Сергей сел на камень и вынул книжку. Он некоторое время рассматривал желтую обложку и обдумывал каждый раз удивляющую его фамилию издателя: «Антик». Под гул шторма особенно трогали бедные страсти и страдания странных, слабых людей – Минуты, седой девушки Марты, печальная судьба Нагеля. Он читал, и внутри у него жгло нетерпение, и он нарочно сдерживал себя, не уходил от моря. А тяжелые волны ударяли о берег с такой силой, что он жмурился каждый раз и, опуская книжку, пережидал, пока пройдет особенно сильный грохот.

Он не слышал, как подошла к нему Олеся, и не удивился, увидя ее рядом с собой. На ней была белая матросская блуза, синий тяжелый воротник поднимался над ее головой, и она, стараясь повернуться лицом к ветру, говорила что-то Сергею, но он не слышал из-за шума и только смотрел на ее сердитое лицо. Она наклонилась к его уху и сказала:

– Какой ужас в море! Я вас позвать пришла. Завтракать нужно.

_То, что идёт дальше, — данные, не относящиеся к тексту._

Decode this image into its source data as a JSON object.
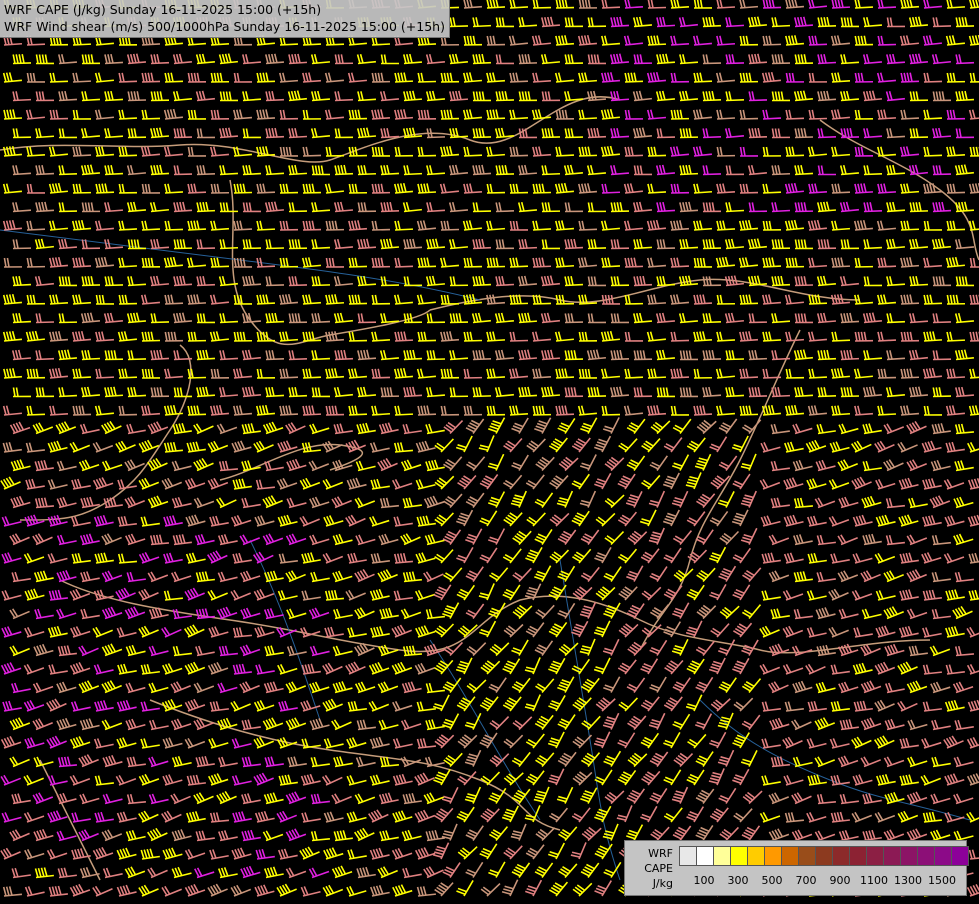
{
  "titles": {
    "line1": "WRF CAPE (J/kg) Sunday 16-11-2025 15:00 (+15h)",
    "line2": "WRF Wind shear (m/s) 500/1000hPa Sunday 16-11-2025 15:00 (+15h)"
  },
  "legend": {
    "line1": "WRF",
    "line2": "CAPE",
    "line3": "J/kg",
    "colors": [
      "#e8e8e8",
      "#ffffff",
      "#ffff99",
      "#ffff00",
      "#ffcc00",
      "#ff9900",
      "#cc6600",
      "#994d1a",
      "#8c3a1f",
      "#8c2a2a",
      "#8c2233",
      "#8c1f44",
      "#8c1a55",
      "#8c1466",
      "#8c0f77",
      "#8c0a88",
      "#8c0099"
    ],
    "tick_labels": [
      "100",
      "300",
      "500",
      "700",
      "900",
      "1100",
      "1300",
      "1500"
    ]
  },
  "shear_colors": {
    "weak": "#e08080",
    "moderate": "#ffff00",
    "strong": "#c8957a",
    "extreme": "#e020e0"
  }
}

Он вдохнул запах ее кожи и ошалел. По смешному выражению его лица она поняла, что сейчас он объяснится с ней. Она хотела этого и, сердясь на себя, пошла к морю. Во внезапно наступившей для них обоих тишине он обнял ее, и она прижалась к нему и спрятала лицо на его груди. Он поцеловал несколько раз ее затылок, испытывая странное чувство, он так и не мог понять – счастья или ужаса. Его вдруг поразила мысль: он стоит слабый, худой, и эта девушка, прячущая лицо на его груди, а вокруг шторм, и тучи над горами, и все равнодушно и враждебно человеку. А в нескольких шагах – несчастный этот ручеек вбегает в ревущее море. «Как смерть ребенка», – подумал Сергей. И от этого внезапно пришедшего чувства тоски, слабости своей среди рева моря, под страшными тучами, растерянность охватила его, жалость к Олесе, – вот он обманывает ее, он не сможет ее защитить; тоска и страх оттого, что он и любовь его беспомощны в мире могучих и равнодушных сил.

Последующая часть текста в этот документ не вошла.